Kingdom of the Planet of the Apes Film américain de Wes Ball (2024), avec Owen Teague, Freya Allen, Peter Macon, Lydia Peckham, Travis Jeffery, Kevin Durand, Neil Sandilands, William H. Macy, Eka Darville, Sara Wiseman, Ras-Samuel Welda’abzgi, Dichen Lachman… 2h25. Sortie le 8 mai 2024.
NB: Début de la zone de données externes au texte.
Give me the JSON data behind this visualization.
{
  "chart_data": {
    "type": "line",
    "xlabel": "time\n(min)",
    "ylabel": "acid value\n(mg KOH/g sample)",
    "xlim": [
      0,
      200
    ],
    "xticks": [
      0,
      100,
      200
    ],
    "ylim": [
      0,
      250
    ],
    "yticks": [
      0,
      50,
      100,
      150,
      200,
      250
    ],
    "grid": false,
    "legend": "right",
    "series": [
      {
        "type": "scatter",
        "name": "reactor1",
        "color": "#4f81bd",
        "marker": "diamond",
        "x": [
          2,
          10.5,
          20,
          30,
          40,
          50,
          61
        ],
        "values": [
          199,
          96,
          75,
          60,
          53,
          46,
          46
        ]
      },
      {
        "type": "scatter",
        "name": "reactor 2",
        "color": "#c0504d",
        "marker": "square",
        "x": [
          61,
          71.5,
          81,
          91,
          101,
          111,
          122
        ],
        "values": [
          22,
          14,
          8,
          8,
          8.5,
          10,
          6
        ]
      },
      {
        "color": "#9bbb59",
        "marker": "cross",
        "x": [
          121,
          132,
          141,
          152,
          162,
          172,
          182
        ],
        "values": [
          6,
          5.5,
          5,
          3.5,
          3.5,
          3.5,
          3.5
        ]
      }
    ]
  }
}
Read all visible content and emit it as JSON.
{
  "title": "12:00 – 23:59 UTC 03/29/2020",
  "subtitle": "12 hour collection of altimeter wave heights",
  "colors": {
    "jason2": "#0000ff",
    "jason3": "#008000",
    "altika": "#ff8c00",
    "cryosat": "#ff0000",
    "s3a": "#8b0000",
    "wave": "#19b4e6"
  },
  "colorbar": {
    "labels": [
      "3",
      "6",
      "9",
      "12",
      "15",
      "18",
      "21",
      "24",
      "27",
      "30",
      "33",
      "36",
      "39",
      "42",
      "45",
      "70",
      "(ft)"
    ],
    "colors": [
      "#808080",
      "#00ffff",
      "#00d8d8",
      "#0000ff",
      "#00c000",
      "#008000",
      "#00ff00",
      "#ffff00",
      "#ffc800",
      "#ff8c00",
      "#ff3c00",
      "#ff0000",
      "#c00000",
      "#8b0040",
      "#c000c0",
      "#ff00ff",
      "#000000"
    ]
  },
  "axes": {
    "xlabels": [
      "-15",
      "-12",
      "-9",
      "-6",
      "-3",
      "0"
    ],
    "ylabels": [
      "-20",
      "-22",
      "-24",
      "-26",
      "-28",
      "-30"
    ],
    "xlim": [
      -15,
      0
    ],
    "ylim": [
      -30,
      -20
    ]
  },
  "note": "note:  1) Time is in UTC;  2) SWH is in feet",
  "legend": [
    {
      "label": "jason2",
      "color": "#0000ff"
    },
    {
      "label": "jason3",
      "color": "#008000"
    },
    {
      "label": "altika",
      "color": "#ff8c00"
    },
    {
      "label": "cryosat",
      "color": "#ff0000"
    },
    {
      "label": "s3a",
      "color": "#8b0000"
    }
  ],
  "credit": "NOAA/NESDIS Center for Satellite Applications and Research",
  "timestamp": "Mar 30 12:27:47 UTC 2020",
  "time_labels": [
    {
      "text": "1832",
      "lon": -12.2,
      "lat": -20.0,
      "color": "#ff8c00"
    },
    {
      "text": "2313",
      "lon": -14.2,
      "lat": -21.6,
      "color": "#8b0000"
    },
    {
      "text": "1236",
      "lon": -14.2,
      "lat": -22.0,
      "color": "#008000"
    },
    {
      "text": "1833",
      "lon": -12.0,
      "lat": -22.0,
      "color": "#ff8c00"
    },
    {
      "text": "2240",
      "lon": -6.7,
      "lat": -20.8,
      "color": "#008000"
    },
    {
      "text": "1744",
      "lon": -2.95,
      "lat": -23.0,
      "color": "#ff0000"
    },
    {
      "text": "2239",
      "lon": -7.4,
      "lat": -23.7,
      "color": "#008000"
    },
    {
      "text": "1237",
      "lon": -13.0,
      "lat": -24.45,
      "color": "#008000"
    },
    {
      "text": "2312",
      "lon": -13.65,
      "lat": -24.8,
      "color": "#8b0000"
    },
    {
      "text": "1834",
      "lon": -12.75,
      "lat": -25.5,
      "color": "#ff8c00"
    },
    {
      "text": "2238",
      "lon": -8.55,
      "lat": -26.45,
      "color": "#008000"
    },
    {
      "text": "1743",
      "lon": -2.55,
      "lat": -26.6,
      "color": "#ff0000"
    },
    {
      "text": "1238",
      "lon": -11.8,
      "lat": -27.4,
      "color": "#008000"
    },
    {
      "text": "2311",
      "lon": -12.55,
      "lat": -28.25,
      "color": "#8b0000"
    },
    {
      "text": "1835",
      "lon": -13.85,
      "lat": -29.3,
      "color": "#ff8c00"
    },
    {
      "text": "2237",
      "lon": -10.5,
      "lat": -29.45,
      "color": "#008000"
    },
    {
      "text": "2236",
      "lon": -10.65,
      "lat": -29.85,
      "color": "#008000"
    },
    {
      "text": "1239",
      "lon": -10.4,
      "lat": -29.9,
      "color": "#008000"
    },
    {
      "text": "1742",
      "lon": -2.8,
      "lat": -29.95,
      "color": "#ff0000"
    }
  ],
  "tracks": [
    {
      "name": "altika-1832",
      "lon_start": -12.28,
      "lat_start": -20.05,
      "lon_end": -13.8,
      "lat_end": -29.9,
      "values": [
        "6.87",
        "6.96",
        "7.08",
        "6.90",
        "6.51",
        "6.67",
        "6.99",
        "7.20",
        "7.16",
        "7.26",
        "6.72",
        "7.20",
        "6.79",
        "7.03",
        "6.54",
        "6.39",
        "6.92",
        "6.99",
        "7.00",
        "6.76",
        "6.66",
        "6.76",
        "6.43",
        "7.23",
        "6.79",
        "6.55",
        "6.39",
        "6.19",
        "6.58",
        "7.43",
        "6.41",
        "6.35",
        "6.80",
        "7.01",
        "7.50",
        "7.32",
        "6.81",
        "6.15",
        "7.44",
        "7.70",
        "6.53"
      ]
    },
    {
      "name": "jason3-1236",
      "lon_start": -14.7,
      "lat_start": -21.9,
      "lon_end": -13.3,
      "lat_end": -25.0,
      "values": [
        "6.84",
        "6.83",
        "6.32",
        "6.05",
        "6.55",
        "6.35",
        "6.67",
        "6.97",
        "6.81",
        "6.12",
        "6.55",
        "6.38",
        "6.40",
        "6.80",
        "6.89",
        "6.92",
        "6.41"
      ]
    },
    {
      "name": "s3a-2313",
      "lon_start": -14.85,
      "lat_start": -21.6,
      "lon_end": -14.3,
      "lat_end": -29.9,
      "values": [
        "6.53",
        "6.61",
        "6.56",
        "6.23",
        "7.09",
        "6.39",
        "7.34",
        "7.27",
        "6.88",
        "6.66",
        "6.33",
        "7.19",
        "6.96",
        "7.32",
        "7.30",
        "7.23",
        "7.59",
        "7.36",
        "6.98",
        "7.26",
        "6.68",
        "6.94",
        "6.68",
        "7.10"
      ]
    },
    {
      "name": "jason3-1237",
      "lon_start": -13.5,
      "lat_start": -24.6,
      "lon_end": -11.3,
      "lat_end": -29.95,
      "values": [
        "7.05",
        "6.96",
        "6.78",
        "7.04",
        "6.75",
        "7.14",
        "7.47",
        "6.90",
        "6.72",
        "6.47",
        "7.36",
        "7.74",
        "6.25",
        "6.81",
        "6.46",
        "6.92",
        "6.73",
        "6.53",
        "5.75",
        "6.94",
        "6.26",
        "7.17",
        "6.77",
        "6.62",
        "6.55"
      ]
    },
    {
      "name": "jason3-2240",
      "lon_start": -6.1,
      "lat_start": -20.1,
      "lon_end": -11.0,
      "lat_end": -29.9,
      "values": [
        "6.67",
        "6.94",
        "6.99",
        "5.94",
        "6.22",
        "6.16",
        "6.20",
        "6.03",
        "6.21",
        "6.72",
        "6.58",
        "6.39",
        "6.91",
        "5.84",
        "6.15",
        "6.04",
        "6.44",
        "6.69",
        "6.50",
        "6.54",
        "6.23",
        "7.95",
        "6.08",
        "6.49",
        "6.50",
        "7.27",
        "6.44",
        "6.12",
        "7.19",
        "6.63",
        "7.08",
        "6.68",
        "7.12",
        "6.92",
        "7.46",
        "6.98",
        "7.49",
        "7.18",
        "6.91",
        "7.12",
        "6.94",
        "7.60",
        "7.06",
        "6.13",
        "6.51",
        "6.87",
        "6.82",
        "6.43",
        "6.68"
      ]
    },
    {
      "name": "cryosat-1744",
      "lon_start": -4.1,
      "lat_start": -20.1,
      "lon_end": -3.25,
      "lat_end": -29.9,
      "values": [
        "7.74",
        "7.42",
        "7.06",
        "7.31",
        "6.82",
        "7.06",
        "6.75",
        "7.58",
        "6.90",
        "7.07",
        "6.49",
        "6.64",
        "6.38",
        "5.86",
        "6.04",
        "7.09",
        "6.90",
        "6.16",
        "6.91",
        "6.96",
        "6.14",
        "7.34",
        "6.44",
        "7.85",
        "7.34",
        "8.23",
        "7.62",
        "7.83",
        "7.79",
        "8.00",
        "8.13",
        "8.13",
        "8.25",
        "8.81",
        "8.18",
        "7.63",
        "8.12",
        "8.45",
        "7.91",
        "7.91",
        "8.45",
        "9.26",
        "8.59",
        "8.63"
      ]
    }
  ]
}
Owen Teague et Freya Allen
Pierre Boulle figure parmi les rares auteurs de science-fiction français à avoir marqué profondément le cinéma. D’abord en inspirant sa première super-production à David Lean Le pont de la rivière Kwaï (1957), ensuite dans l’euphorie post-soixante-huitarde avec un premier quintette d’adaptations de La planète des singes (1963). Aujourd’hui avec une série de blockbusters qui ne constituent qu’une mise à niveau dopée par les ressources des nouvelles technologies. Ne pas en déduire pour autant qu’il suffit de lire le texte pour en transmettre la puissance d’évocation à l’écran. Le grand Tim Burton lui-même y a montré ses limites en passant totalement à côté de son sujet. Le cycle actuel a débuté en 2011 avec La planète des singes : Les origines et s’est poursuivi avec La planète des singes : L’affrontement (2014), La planète des singes : Suprématie (2017) et aujourd’hui La planète des singes : Le nouveau royaume, avec un succès de nature à poursuivre l’aventure. Ce nouvel opus coche toutes les cases : le point de vue est celui des singes dont le roi bonobo César a cédé aux mauvaises habitudes des humains en exerçant un pouvoir autoritaire et absolu, sous peine de fédérer les diverses tribus. Quelques individus épris de liberté continuent quant à eux à vivre en conformité avec leurs principes et ont scellé une étrange complicité avec des oiseaux de proie. Alors quand débarque une jeune femme a priori solitaire, ils vont voir en elle leur guide providentielle et l’aider à remplir sa mission secrète…
Kevin Durand
Wes Ball signe un film passablement déséquilibré qui s’enlise dans les scènes d’exposition en montrant les rapports compliqués des diverses espèces de singes, sans toujours respecter leurs différences d’échelle, ses gorilles n’étant au fond pas beaucoup plus impressionnants que leurs coreligionnaires babouins et orangs-outans, sans doute parce que l’archétype cinématographique du genre reste King Kong pour l’éternité. Anthropomorphisme aidant, le film s’anime avec l’arrivée de la mystérieuse humaine que campe Freya Allan, avec ce message subliminal dans l’air du temps selon lequel la femme est bel et bien l’avenir de l’homme. Le message a le mérite d’être clair, mais le défaut d’être un peu court. Ironie du sort, alors que l’hégémonie des primates a condamné les humains à la décadence et bien que les vestiges de leur grandeur passée aient été submergés symboliquement par la végétation, l’élite survit sous terre en attendant de pouvoir reprendre contact avec l’extérieur au moyen de ses gigantesques paraboles décharnées. Quand le film s’achève, en 2328, on a le sentiment que le règne des singes victime de ses divisions intestines pourrait bien avoir connu son âge d’or et qu’un autre avenir semble possible, si l’unité n’est plus qu’un leurre. Une considération politique que n’aurait pas nécessairement validé Pierre Boulle, sans doute plus confiant dans sa propre utopie que dans ses développements hollywoodiens adaptés à leur époque donc désabusés. Peut-être faut-il aussi y voir l'un des signes avant-coureurs de la panne d’inspiration qui frappe Hollywood et que corrobore la récente désaffection du public pour les super-héros Marvel et consorts. Des indices qui, associés à la montée en puissance simultanée de l'intelligence artificielle et de la réalité virtuelle, pourraient aboutir à la crise traversée à la fin des années 60 par les studios dont est issu le Nouvel Hollywood. Côté poésie, on est tout de même largement en droit de préférer à La planète des singes : Le nouveau royaume Le règne animal de Thomas Cailley qui nous proposait, lui, une véritable invitation au rêve.